The campaign will run across broadcast, cable, radio and digital properties—a marketing push that might be necessary to reach consumers who are already busy on the myriad other social platforms available.
What sets Myspace apart from other social networks, according to Specific Media CEO Tim Vanderhook and COO Chris Vanderhook, (Specific Media bought the site in 2011) is its focus on creative individuals. Myspace's focus is music, but the Vanderhook brothers argued that the site goes beyond tunes to encompass all the creatives involved in the process, including songwriters, photographers and music video directors.

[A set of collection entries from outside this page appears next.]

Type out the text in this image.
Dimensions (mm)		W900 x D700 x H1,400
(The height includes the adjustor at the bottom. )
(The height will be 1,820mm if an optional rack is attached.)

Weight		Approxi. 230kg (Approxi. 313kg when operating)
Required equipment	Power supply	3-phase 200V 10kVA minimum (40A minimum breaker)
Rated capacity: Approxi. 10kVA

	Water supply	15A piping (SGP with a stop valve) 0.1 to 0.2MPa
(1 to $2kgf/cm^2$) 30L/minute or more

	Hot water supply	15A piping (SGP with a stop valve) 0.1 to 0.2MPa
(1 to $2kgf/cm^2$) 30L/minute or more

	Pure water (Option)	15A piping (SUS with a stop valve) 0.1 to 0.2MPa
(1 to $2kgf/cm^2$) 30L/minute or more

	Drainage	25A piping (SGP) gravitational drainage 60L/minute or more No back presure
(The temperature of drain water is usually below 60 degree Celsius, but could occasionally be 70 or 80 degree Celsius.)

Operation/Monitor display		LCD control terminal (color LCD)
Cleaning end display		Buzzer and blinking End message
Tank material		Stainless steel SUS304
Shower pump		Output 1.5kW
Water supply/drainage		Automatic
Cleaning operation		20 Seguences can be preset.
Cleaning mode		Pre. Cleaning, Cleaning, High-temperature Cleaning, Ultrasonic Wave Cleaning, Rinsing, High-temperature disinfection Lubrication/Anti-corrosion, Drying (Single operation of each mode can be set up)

Myspace released to Adweek two spots that are part of the ad campaign. A 90-second spot, which will run on broadcast and cable, shows young hipsters dancing, smashing instruments, skateboarding and the like. It will be cut down to 30- and 15-second clips. The ad stars actually creative people who have a presence on Myspace, and a few notable figures make an appearance, including Pharrell, Santigold and Mac Miller.
"We really wanted to really represent the people that make this brand," said Christian Parkes, head of marketing at Myspace. "Because it's not us in this room—we're the guys behind the scenes. But it's really about the community. The tone and spirit … it's irreverent, slightly anarchistic, that's the tone and the attitude and the feeling."
Watch the first spot:
A 30-second spot, which will run on digital, features the singer/songwriter/model Sky Ferreira and showcases the user experience of the new Myspace.
Watch the second spot:
The TV campaign will run for seven weeks and the digital campaign will run beyond the end of the summer, according to Parkes.
Justin Timberlake, who came on as an investor when News Corp. sold Myspace in 2011, tweeted out news of the relaunched site on Wednesday. Myspace has had a roller coaster ride over the years, and chief creative officer Keith Tilford acknowledged the company has an "existing brand issue" today.
"I think we have a lot to prove to people, and we really just want to show that when Justin set the tone for what was going to happen here a year ago, it's coming to fruition today," he said.